From Brook Drive, the Neckinger  flowed through the Elephant and Castle, past the site of the Lock Hospital Kent Road, which used to treat sexually transmitted diseases. Currently it is the 'city of cranes' - the former Heygate estate - now known as Elephant Park, but perhaps should have been Eel Park. Historian Walter Besant - biographer of our own flaneur de Hogsmill, Richard Jefferies, said the Neckinger's early section, where it crosses the Kent Road, at Lock Bridge, was also known as Canute's Trench......
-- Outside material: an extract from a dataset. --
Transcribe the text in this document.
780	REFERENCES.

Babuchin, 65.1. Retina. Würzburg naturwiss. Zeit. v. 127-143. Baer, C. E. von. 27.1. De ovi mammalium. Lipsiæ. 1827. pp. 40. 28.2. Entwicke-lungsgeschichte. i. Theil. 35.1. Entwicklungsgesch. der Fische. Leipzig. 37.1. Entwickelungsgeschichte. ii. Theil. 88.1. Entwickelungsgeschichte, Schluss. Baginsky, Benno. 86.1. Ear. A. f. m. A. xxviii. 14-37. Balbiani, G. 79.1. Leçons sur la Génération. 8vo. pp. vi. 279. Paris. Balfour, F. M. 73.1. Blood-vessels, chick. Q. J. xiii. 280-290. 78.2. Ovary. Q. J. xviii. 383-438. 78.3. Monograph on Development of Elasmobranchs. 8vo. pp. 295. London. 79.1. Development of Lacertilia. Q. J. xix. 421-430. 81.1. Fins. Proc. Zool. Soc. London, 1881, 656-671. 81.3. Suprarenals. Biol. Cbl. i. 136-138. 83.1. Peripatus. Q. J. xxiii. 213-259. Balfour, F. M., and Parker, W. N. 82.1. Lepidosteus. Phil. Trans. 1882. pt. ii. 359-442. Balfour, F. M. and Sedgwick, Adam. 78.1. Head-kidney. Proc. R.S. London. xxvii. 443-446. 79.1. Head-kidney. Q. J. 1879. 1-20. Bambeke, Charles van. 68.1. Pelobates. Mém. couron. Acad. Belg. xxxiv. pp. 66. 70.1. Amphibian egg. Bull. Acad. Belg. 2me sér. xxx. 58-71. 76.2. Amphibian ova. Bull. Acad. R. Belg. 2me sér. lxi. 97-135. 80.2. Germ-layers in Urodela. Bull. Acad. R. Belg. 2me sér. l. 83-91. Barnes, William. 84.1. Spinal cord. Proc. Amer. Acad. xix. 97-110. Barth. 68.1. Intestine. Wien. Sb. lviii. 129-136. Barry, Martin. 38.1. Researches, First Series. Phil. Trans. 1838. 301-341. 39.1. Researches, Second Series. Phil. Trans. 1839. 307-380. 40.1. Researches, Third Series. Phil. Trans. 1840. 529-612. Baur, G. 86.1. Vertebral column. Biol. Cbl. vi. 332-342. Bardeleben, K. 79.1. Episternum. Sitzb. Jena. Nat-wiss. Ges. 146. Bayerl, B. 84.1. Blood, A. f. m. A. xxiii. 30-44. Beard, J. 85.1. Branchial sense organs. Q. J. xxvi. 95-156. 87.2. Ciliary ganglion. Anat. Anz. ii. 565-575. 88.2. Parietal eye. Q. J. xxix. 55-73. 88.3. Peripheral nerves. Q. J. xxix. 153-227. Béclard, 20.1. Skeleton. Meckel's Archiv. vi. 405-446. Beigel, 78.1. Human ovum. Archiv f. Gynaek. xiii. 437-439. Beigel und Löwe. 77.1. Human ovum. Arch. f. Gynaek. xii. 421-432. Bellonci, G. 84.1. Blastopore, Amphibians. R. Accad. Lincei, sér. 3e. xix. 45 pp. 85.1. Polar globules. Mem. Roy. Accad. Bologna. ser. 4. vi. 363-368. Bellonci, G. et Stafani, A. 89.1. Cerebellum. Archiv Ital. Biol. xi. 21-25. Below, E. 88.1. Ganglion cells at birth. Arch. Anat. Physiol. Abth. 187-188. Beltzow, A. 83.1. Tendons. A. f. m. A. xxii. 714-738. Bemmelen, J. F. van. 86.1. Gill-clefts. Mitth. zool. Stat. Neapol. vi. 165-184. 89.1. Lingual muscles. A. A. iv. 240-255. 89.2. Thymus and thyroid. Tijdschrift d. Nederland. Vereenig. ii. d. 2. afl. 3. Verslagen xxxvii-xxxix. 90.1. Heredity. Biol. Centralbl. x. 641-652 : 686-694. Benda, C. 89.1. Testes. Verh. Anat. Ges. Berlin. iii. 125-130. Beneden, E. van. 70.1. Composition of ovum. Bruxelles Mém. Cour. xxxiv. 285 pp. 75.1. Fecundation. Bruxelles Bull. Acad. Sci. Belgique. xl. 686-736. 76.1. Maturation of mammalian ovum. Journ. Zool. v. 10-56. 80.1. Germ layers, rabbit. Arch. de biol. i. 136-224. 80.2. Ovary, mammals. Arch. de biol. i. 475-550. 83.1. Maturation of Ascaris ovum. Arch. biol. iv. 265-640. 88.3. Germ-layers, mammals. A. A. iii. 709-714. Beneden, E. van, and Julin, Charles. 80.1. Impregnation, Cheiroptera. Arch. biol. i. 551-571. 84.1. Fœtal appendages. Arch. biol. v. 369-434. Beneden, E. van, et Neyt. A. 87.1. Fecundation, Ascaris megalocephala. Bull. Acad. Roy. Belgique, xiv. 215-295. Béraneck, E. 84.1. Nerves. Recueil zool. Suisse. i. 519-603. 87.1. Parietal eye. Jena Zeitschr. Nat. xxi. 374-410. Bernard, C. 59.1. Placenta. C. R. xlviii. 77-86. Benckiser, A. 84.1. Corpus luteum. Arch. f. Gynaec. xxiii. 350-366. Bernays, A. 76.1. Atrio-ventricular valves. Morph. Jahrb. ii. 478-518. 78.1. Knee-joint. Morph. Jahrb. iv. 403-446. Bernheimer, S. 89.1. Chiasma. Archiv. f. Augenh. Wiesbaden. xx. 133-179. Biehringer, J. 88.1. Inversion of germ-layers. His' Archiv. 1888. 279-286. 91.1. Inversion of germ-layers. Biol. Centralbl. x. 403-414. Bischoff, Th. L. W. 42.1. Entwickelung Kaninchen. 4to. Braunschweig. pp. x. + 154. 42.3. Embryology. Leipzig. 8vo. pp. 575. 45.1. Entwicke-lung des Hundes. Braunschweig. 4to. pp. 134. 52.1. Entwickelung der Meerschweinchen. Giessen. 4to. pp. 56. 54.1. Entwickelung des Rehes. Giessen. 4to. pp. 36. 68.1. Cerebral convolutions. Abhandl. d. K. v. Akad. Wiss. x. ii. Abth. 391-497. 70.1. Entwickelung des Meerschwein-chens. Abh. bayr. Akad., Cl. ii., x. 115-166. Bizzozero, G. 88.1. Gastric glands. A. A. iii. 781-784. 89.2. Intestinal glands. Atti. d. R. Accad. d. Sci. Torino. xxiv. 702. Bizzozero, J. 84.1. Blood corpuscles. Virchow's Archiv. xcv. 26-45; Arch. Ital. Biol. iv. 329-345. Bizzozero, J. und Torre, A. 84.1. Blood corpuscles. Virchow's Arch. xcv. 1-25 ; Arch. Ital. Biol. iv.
......and onto the Hartley jam factory- to admire it - rather than to ascertain its riverine relationship.The factory was built in 1901 by Hartley’s Jam and, with this increased production facility, the company became the largest selling brand of jams within the UK; although internationally John Austin's Jam Factory (here in Kingston upon Thames) held other companies - such as Heinz - at bay. Their holding of the royal seal of approval kept Heinz from even attempting jam production for a few years.



To Bermonsey -the 'ey' means 'island' and the oldest buildings of London, belonging to Bermonsey abbey, which was  connected to the river by tide mills. These  'efishently' generated power on the ebb and flow tides, after the monks enlarged and embanked the Neckinger inlet. They named the dock after the abbey's patron, and ran a windmill on its bank, the Mill of St Saviour. Around 1536 (and the dissolution of the monasteries) the windmill was converted into a water mill to supply local inhabitants with water.




It later became the first water powered gunpowder factory - rebuilt as a paper mill - making paper from straw. By Dickens' time, lead mills occupied the site. The Neckinger estate and the Arts and Craft influence in the area from the William Morris afishionados attracted to the area.




The river provided a water supply for tanneries as this was one of the main places in England for the manufacture of leather. Factories and mills were  developed, some of which are still evident. Soil excavated from the ditches was used to embank and raise the level of the adjacent ground to provide  dry foundations from extensive marshland known as 'unsavoury dock'. The whole network of watercourses acted as an extended mill pond.





Here the inlet divides the riverside districts of Shad Thames and James' Island. It has since been joined by new blocks of luxury flats, which coexist, with some friction, with the attractive  houseboats - moored offshore at Reed Wharf. The Thames Path has also been 'privatised' and the access gate to the National Trail is locked at 23.00 hours.